Juventud Rebelde

Los que soñamos por la oreja

Raúl Torres: Igual y diferente

Raúl TorresTengo el privilegio de conocer la obra del matancero Raúl Torres desde hace ya casi 20 años. Mi primer escrito a propósito de su quehacer, publicado a fines de los 80 durante la primera etapa de esta columna en Juventud Rebelde, lo hice a raíz de aquel memorable concierto que él, Xiomara Laugart y Pablo Milanés ofrecieran en el Teatro Nacional. Después comenté sus dos primeras producciones discográficas en solitario, los álbumes Candil de nieve (PM Records) y Ala de luz (Milan Music).

De aquellos trabajos quedaron en la memoria de quienes amamos la cancionística nacional, temas como Hojarasca, Atrapando espacios, Se fue, Candil de nieve, Regrésamelo todo, Cantaora, El pescador o Río San Juan. Tras su impactante ópera prima, su segundo CD no satisfizo del todo las expectativas creadas, si bien en él hubo una que otra pieza memorable.

Ahora, tras unos cuantos años en los que Raúl Torres no había vuelto a grabar y solo se había dedicado a ofrecer conciertos aquí y allá en colaboraciones con gentes como Pablo Milanés, Simone, Sabina... y de que intérpretes como Ana Belén o Alba Molina hayan escogido piezas suyas para incluirlas en sus repertorios, reaparece con un tercer fonograma, una producción independiente titulada Maqueta de platino, la cual sale al mercado a través de la humilde pero eficiente discográfica Tierra.

Estamos ante un CD que es continuidad y a la vez ruptura con los precedentes. En un sentido, uno percibe que hay puntos en común con la obra anterior, sobre todo en el hecho de que el cantautor continúa apostando por composiciones que no son de letras fáciles, sino que él persigue llegar a los detalles más profundos de las relaciones humanas. Así, nos encontramos ante una poética que rebusca dentro del mundo interior del hombre como especie, quizá en la actualidad con un cierto aire canalla o una mirada deliciosamente cínica e irónica, y que mucho le debe a los decires de Joaquín Sabina.

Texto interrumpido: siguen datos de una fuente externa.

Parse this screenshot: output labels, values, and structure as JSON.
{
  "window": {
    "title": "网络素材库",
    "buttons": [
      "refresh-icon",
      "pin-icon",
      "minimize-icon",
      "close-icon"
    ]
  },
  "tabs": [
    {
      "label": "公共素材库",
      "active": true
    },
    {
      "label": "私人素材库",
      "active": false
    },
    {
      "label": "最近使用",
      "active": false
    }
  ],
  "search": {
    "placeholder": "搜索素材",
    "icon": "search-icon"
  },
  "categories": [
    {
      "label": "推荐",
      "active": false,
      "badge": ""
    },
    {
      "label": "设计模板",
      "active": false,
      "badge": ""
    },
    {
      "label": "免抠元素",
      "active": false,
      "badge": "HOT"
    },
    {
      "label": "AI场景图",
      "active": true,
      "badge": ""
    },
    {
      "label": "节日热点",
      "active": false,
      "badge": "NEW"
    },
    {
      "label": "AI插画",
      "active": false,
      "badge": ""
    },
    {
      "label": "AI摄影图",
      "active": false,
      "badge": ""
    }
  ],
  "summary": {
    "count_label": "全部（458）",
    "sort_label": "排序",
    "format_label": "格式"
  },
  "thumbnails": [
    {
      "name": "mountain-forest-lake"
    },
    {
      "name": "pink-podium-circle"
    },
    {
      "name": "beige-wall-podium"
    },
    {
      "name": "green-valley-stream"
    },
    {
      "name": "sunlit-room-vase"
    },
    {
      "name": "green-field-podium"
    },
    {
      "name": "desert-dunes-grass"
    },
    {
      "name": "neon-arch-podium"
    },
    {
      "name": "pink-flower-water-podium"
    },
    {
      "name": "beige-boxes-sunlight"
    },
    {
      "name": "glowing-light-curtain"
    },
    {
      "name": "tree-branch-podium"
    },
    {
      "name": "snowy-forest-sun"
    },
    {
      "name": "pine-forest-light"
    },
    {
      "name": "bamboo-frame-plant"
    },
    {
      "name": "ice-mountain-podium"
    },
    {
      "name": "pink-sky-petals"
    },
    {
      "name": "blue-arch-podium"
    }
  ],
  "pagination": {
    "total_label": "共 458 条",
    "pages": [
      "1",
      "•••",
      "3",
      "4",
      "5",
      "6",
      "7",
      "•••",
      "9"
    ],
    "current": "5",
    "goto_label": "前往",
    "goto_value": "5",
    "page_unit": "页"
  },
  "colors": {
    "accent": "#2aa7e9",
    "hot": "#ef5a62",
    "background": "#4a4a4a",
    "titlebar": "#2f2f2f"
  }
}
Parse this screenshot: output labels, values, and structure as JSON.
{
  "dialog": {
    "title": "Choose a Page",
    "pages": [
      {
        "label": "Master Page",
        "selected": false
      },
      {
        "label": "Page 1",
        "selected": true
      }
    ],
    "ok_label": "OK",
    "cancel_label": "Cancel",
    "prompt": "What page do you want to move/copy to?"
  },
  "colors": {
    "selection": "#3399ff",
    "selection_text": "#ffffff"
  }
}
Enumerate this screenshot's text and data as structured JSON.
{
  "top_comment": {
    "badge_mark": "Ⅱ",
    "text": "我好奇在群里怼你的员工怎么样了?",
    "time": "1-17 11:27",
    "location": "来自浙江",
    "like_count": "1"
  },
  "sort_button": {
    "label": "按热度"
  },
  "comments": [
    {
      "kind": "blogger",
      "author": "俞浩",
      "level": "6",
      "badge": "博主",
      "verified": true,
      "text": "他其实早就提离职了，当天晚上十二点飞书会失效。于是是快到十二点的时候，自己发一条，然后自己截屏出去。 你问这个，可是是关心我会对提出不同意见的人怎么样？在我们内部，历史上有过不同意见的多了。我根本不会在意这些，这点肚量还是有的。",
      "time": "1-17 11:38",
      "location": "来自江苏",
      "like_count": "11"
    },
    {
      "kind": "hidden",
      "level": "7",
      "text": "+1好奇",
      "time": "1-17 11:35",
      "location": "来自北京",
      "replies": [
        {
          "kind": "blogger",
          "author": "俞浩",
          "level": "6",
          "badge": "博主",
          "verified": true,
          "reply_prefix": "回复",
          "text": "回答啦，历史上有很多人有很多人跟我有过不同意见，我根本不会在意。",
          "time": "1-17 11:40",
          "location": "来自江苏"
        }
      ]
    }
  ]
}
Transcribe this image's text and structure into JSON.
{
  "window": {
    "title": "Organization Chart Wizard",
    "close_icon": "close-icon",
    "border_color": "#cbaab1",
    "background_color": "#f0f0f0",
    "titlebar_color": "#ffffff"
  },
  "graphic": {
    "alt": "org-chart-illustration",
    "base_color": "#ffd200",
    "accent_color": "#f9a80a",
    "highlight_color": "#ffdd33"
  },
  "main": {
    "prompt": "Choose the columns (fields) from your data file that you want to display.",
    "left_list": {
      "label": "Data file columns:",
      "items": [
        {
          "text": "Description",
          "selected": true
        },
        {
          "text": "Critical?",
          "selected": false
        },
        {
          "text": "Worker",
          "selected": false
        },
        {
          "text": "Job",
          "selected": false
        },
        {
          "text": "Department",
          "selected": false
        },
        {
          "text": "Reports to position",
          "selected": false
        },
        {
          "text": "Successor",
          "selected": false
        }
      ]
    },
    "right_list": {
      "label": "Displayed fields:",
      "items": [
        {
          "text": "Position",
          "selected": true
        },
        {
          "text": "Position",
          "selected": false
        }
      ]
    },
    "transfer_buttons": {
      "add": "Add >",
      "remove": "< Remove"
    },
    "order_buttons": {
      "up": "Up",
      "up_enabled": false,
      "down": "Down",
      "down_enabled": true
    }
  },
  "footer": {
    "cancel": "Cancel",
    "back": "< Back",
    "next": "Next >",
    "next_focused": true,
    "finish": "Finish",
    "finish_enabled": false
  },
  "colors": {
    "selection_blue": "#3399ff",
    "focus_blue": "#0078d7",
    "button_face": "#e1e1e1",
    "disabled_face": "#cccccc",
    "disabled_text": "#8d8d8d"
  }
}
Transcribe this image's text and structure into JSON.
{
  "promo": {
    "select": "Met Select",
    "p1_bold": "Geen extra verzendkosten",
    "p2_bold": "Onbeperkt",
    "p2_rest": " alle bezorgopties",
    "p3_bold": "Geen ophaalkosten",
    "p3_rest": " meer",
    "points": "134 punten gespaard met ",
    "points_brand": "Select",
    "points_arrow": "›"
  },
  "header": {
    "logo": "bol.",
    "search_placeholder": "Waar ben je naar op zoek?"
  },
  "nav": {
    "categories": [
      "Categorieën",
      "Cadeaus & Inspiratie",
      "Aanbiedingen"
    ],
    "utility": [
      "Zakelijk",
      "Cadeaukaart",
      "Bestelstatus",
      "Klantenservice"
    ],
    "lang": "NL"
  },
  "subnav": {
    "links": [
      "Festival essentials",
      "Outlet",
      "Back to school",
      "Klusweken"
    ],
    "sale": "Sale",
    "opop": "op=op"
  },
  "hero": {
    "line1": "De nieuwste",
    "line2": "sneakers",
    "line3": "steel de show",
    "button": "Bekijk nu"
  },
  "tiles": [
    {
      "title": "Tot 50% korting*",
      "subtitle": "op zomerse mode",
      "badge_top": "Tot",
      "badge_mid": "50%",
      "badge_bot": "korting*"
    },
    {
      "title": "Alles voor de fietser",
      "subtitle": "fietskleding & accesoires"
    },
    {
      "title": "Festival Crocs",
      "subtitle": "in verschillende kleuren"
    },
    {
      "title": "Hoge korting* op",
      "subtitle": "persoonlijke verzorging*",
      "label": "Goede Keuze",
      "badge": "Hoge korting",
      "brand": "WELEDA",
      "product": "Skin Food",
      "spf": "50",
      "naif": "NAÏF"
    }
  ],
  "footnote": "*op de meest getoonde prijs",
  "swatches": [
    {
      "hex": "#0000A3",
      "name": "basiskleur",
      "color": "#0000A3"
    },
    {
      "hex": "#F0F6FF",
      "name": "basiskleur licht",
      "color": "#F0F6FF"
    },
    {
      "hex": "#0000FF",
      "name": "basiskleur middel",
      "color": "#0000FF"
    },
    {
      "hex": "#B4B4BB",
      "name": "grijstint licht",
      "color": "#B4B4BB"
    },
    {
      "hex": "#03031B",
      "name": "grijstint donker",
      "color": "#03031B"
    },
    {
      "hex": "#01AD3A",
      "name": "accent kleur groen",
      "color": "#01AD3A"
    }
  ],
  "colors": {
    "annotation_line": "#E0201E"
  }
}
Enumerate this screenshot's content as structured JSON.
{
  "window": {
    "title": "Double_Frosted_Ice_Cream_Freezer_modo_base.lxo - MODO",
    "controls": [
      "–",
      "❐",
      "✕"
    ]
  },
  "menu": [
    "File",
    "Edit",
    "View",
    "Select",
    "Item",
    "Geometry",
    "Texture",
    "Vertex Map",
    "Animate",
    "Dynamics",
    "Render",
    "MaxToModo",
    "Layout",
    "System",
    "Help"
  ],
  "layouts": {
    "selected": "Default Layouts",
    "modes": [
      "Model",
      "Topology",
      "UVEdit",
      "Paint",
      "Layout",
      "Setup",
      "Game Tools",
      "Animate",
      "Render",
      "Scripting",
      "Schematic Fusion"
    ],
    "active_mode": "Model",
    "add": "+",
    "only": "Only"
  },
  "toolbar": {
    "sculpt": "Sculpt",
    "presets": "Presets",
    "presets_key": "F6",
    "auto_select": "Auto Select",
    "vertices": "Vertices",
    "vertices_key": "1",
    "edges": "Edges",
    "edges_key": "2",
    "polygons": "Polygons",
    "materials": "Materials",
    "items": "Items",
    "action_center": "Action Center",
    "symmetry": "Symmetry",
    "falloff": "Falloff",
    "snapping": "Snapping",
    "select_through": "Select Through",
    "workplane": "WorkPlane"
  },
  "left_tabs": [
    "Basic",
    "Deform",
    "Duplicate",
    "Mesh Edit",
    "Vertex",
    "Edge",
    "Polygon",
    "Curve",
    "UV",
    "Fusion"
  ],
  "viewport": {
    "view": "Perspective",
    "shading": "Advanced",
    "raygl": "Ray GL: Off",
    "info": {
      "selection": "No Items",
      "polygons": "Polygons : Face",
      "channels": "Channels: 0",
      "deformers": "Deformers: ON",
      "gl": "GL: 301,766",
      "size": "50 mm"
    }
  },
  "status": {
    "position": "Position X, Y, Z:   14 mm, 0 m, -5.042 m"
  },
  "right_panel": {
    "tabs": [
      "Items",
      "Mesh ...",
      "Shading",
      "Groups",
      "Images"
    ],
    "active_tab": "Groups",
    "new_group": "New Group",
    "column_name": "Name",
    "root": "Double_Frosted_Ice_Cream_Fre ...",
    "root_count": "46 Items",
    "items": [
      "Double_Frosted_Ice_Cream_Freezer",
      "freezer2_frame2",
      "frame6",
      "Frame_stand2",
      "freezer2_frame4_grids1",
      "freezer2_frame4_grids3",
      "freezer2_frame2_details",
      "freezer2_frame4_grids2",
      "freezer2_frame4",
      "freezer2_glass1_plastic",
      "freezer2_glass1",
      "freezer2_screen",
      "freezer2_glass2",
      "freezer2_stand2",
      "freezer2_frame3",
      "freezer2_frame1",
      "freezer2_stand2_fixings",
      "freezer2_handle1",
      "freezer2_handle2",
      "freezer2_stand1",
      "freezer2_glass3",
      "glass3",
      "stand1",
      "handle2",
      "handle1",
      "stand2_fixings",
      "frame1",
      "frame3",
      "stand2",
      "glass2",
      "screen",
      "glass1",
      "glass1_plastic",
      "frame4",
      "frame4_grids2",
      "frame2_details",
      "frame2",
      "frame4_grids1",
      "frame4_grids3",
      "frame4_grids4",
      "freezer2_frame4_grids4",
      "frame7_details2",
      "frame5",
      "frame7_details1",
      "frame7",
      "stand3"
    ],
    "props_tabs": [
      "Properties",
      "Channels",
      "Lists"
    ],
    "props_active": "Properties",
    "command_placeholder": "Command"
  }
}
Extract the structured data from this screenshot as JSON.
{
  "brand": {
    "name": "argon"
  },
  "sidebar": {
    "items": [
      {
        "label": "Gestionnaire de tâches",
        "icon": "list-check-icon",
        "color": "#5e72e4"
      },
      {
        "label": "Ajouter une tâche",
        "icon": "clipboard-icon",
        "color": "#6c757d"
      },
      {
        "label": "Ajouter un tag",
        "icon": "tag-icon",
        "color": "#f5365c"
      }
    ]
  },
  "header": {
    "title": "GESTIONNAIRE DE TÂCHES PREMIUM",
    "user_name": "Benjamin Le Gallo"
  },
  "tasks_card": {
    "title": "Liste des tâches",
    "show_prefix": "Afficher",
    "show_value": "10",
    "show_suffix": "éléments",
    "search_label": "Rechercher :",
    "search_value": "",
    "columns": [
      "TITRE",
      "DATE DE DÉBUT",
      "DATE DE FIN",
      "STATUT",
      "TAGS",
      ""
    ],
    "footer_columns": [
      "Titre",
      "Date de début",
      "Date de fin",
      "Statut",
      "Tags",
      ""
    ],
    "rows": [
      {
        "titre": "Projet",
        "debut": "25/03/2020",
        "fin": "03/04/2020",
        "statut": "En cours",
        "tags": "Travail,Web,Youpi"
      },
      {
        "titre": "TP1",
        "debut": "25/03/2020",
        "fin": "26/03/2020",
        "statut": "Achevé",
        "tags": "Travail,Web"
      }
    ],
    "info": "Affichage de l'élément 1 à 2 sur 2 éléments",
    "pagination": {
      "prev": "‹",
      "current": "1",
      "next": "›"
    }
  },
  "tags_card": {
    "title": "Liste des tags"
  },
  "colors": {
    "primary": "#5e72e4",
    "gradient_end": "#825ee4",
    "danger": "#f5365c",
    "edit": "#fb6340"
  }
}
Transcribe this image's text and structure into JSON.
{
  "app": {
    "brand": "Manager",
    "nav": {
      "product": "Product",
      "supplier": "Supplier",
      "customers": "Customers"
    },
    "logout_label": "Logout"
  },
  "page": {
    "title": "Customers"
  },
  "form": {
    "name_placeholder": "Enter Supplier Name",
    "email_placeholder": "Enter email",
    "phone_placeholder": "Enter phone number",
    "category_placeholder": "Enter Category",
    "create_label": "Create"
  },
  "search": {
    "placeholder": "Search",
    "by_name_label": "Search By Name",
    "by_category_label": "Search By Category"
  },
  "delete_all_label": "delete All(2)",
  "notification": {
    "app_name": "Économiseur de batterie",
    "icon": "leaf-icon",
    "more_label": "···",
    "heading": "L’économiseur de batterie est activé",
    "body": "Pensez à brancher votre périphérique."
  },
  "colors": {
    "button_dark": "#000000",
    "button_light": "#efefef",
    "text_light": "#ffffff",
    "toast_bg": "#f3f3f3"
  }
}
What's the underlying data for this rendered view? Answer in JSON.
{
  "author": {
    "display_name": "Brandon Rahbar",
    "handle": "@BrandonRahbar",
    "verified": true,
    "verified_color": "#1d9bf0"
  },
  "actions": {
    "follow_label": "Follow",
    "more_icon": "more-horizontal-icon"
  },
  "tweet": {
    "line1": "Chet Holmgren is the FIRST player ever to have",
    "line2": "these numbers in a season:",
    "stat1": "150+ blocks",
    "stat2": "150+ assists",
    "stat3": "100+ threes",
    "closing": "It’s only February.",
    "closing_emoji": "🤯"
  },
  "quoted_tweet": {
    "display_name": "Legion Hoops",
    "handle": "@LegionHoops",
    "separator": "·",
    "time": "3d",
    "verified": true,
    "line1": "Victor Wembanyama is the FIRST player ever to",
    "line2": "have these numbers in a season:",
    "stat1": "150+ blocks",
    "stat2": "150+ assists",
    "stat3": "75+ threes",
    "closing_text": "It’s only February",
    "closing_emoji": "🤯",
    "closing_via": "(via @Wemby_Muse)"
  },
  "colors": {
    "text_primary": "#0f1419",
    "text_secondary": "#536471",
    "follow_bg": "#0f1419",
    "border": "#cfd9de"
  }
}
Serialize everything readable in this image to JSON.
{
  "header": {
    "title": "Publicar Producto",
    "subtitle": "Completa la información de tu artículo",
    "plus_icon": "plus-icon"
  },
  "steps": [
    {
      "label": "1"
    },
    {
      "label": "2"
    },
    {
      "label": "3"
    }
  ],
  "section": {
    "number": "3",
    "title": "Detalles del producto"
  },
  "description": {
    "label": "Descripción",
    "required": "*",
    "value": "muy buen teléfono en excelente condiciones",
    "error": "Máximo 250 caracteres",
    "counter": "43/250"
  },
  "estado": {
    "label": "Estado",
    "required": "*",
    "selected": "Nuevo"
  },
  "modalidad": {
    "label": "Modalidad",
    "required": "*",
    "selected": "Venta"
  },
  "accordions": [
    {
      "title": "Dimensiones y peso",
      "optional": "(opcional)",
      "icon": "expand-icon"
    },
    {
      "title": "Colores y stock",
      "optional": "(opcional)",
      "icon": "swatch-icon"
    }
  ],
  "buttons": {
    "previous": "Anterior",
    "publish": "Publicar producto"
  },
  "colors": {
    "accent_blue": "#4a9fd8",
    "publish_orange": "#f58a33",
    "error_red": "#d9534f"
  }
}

En Maqueta de platino encontramos un Raúl Torres que ya no solo se apoya en la intimidad y el lirismo. Como él mismo asegura en la primera canción del álbum, el corte titulado Desde el estrecho, «ahora lo tengo todo bien claro de mí». Es tal seguridad en sus potencialidades la que lo ha impulsado a acometer su actual proyecto musical al margen de la industria, a sabiendas de que su disco no podrá contar con un fuerte respaldo mediático y que en su manufactura tendría que jugar mucho con el rigor artesanal. Semejante resulta el precio de quien apuesta por la resistencia cultural, a contracorriente de las transnacionales del universo fonográfico.

En el tercer álbum de Torres se incluyen 18 temas, en los que es fácil detectar a la vez una carga de malestar e ilusión ante las realidades que vive y padece el hombre contemporáneo. Una canción muy significativa en dicha cuerda es Don Quijote, una de mis preferidas de la grabación y en la que Raúl afirma:

«unos apostando por lo falso / reptando para hacerse del millón / se llenan los bolsillos de verde que te quiero azul y hasta marrón / tumba los baluartes de lo humano que otros ni pudieron sostener/ y el concepto buen gusto se pierde / entre banalidad y vanidad (...) Sé que el bueno no es quien mejor cante / sino el que más verdades cantó / mientras más molinos y gigantes / habrán más quijotes rumbo al sol (...) Vamos don Quijote contra los gigantes de ocasión».

Quizá el mejor modo de resumir la propuesta de este nuevo trabajo de Raúl Torres sea decir que viene a ser como una suerte de radiografía de un mundo globalizado, donde por doquier aparece la cruda realidad de la emigración. Ese asunto puede ser tratado de forma directa o como trasfondo de otras historias, unas de amor y otras de desamor. Esta resulta una de las preocupaciones que más se reitera últimamente no solo en la canción cubana contemporánea sino también en otras manifestaciones de nuestros artistas. Ya en lo musical, aquí hay una plena identificación con la música cubana alternativa y así sentimos la incidencia del rock, blues, funky, rap, R&B, house, techno..., todo hibridado en una sabia alternancia en canciones como Desempolvando, pequeña maravilla en un disco altamente recomendable.